14 million steps in nine months, 7,000 miles on foot, 12 National Parks and 75 Wilderness areas — the Great Western Loop (GWL) is the longest conceivable continual thru-hike. The physical challenges are obvious and they are exacerbated by the environmental challenges of racing winter to complete a full circle through the best the western United States has to offer.
The brainchild of Backpacking Light founder Ryan Jordan and renowned adventurer Andrew Skurka, the route was first completed in 2007 by Andrew Skurka. For the feat, he won National Geographic Adventurer of the Year.
The draw of such a momentous endeavor is the variability and the slim margin for error involved in timing the crossing of each section. Desert, mountains, plains, bushwhacking, and trailless routes all combine to create an adventure that weaves together five long-distance hiking trails with a cross-country connector section.
What drew me to the route is the continuous nature of the hike and the same weekend warrior draw of a loop trail. The route as I followed it, began at the Arizona-California border and involved a cross-country traverse of the Sonoran Desert to Joshua Tree National Park.
After a 60-mile water carry across one of the dryer areas of the country, I climbed up to join the Pacific Crest Trail. Hiking north, the trail was my path for 2,400 miles, to within 4 miles of the Canadian Border.
At the intersection of the PCT and the Pacific Northwest Trail, I turned east, following the PNT for 700 miles. Upon entering Glacier National Park, my route abruptly made another right turn to head south on the Continental Divide Trail. 2,700 miles later—near the Gila River of New Mexico—the route turned west onto the rugged Grand Enchantment Trail.
Maps became paramount on this demanding section of the GWL. After following the Grand Enchantment Trail across New Mexico and into Arizona, the route joins the Arizona Trail and follows it to the iconic Grand Canyon.
From the Grand Canyon back to the Pacific Crest Trail, the last leg of the loop is a self-created route relying on cow ponds, abandoned dirt roads and cross-country travel. No travel other than the occasional hitch to town and back was necessary to circle the West on foot.
After Andrew Skurka completed the GWL in 2007, the route sat dormant with few meager attempts until I did it in 2018. The most challenging aspect of the endeavour was its heavy reliance on map and compass navigation — particularly the Grand Enchantment Trail and a 600-mile, cross-country section connecting the Arizona Trail to the Pacific Crest Trail. It offered a great sense of adventure and unease as to whether my route would be feasible.

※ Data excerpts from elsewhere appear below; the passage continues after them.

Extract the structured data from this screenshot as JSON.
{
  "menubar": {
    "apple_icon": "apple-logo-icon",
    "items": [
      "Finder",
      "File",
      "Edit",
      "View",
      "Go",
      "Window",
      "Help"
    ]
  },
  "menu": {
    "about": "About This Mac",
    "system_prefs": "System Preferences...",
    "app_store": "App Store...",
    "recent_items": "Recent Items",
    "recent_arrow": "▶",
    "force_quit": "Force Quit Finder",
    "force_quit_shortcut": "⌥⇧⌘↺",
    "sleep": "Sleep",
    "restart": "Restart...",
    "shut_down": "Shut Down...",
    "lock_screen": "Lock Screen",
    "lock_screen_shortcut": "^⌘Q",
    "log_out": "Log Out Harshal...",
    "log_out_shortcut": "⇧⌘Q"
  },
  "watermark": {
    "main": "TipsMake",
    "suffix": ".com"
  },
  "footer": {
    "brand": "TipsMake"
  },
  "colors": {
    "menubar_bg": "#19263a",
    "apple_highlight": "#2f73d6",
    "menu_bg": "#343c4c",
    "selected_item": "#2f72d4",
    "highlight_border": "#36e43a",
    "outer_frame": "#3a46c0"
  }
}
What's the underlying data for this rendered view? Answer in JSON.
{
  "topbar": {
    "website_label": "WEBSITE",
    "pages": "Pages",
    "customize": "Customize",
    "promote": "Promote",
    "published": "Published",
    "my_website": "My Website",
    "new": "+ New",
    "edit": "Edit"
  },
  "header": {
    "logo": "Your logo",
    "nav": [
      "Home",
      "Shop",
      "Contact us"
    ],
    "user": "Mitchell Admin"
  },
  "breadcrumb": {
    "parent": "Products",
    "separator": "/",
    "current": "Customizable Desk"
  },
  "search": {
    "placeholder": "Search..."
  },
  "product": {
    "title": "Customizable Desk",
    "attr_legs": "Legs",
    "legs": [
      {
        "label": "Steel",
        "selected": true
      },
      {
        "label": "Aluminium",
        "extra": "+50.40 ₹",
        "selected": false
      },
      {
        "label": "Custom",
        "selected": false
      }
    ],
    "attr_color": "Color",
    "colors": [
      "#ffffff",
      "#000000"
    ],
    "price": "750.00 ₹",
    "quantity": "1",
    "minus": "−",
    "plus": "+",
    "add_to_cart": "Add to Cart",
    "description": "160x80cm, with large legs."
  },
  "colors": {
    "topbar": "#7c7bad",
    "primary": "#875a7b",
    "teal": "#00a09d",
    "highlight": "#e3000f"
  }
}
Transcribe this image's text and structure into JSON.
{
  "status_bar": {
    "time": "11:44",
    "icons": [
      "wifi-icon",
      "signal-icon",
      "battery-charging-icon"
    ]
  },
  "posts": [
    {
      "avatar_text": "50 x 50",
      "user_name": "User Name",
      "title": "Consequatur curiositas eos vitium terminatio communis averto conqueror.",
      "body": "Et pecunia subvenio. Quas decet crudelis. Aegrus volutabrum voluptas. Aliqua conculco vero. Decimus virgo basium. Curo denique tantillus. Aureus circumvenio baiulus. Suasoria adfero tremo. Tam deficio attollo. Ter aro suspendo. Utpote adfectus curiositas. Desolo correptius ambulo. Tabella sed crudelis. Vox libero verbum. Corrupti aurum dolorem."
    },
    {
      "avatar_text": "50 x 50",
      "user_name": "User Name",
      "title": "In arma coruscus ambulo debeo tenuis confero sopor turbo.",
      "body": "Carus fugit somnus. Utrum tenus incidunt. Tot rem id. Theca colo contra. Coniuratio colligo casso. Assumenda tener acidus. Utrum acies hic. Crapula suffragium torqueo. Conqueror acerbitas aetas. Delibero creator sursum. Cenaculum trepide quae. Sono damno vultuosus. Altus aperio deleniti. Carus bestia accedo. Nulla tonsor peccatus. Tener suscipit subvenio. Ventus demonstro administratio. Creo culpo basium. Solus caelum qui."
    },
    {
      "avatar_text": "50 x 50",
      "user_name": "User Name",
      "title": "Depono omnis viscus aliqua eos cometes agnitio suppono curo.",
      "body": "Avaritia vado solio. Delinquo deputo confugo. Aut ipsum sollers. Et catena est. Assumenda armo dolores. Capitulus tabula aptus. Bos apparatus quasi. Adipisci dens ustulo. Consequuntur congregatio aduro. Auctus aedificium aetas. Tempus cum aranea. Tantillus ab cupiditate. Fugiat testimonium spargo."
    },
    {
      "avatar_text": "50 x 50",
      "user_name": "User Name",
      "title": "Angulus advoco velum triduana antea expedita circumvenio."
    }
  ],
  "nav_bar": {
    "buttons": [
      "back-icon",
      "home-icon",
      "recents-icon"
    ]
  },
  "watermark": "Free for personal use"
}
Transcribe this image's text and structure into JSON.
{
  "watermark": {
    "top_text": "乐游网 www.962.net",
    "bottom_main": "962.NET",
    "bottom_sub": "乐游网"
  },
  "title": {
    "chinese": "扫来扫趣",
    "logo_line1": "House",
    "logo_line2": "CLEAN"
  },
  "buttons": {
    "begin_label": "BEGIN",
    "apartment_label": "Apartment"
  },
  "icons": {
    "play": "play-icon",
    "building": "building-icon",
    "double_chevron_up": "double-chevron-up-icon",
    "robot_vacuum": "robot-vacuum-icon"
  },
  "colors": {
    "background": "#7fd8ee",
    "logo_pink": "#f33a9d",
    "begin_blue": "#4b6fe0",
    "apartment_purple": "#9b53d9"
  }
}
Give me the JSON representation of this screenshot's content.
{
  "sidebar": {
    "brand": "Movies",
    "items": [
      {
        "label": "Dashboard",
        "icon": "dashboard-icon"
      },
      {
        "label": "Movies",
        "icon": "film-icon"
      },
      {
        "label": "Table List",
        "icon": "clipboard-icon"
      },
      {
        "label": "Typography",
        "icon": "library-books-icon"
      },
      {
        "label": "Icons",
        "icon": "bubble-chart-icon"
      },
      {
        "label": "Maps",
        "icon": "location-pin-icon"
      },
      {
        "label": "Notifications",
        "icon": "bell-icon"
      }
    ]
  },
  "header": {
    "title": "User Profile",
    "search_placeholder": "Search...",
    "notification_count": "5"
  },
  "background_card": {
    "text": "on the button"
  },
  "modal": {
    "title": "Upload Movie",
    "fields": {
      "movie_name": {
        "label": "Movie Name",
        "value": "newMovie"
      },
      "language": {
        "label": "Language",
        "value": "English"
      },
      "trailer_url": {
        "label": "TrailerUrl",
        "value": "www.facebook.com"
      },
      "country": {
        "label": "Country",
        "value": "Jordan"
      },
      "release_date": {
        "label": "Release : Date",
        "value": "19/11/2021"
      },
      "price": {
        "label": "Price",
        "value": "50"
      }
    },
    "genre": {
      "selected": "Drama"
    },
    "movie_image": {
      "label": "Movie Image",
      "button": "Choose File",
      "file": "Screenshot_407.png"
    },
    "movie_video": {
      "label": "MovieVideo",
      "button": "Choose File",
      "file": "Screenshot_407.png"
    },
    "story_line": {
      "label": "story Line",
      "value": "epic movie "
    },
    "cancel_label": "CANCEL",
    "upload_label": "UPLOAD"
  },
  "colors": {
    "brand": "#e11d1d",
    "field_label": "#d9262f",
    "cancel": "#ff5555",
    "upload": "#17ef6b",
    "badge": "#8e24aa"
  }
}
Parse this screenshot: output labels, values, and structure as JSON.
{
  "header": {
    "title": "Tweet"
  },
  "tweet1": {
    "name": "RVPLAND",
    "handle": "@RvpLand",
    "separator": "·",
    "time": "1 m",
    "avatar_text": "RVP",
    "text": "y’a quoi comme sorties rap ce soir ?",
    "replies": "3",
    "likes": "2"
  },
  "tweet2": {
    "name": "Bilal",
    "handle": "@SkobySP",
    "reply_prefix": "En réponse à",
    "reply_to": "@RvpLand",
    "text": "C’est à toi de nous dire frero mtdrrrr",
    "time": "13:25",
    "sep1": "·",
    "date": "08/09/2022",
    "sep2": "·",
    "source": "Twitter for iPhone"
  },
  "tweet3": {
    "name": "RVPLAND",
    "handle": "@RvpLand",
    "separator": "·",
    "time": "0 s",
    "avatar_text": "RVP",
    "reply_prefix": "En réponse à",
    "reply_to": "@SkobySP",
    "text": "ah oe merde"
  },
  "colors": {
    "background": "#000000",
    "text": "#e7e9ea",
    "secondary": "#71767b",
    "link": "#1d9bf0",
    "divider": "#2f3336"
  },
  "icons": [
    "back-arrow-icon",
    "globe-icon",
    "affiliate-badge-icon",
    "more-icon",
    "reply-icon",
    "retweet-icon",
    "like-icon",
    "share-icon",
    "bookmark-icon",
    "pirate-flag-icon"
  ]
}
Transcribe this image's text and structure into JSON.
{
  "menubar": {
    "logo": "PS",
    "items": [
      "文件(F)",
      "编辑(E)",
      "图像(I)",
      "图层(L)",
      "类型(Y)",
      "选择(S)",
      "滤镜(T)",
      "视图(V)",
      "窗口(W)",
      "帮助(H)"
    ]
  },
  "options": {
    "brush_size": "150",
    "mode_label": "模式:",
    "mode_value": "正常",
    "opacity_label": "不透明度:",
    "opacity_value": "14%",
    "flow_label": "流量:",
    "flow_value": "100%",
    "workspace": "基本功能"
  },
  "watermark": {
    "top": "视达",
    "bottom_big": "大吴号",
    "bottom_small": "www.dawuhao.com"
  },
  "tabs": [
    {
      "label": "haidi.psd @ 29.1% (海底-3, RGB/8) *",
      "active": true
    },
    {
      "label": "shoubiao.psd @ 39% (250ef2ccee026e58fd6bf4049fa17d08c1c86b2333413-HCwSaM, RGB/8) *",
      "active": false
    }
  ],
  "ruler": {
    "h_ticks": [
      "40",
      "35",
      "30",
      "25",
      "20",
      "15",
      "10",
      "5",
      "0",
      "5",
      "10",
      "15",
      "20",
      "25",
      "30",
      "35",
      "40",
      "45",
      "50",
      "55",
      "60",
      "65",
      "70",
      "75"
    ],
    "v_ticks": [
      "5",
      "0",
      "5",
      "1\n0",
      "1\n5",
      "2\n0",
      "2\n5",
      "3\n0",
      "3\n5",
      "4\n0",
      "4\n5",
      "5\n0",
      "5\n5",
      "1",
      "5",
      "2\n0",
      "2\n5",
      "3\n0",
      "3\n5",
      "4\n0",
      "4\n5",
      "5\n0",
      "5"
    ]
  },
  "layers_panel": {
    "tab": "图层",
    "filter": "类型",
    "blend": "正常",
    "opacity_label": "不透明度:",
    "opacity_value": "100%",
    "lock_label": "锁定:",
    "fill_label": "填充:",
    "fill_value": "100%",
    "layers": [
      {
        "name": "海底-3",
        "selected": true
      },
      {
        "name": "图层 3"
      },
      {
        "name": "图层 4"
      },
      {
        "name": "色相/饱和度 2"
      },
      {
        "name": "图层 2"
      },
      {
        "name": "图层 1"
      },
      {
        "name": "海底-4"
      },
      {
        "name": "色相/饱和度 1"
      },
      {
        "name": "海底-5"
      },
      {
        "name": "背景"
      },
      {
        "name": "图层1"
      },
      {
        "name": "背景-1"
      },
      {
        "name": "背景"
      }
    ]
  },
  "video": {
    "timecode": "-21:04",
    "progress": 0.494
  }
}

In 2020, Jon Schwarze was attempting an expanded version of the Great Western Loop that he began calling the “Greater Western Loop.” Starting on January 1st, the man with the trail name Airborne was hoping to complete each individual trail comprising the loop. With the thought, “Since the original loop never fully completes a single trail before turning off on the next one, why not add each one to my resume.”
The plan was off to a solid start, and despite some major snowstorms north of the Grand Canyon, Jon said he was on schedule through March. Then Covid-19 hit and he was soon off trail waiting for clarity to the situation.
Despite making it through the winter and nearly making it across the rugged Sonoran Desert crossing, Jon left his dream hike behind as each trail organization recommended avoiding thru-hikes.
The challenging weather, length of the route, nor injuries didn’t stop him, but something inconceivably out of his control did. Jon hopes to attempt the Greater Western Loop again next year.
The Great Western Loop is a unique trail in the variety offered, flexibility required, and the independence of hikers attempting it. For me, this was my favorite part. But it is a reason that few attempt such a long human-powered hike.
With the small weather windows encompassing both the Sierra Nevada Mountains and the Rocky Mountains, it is right on the verge of feasible. It is an adventure that requires 33 miles per day and the acceptance of discomfort.
By the time I finally finished my loop, I was overcome with an unknown about the future. The daily habits of continually walking a route had washed out my memories of the traditional world.
The Triple Crown trails have changed and developed over the last decade, but the Great Western Loop still remains one of the most diverse, rugged, long, and incredible thru-hiking routes in the American west.
Despite its draw, only two people (myself and Andrew Skurka) have completed the adventure, even with more than ten people (including Jon Schwarze) attempting it in 2020. I think of the GWL as an adventure that sits right on the edge of possible. Who wouldn't want to circle some of the best public lands our country has to offer?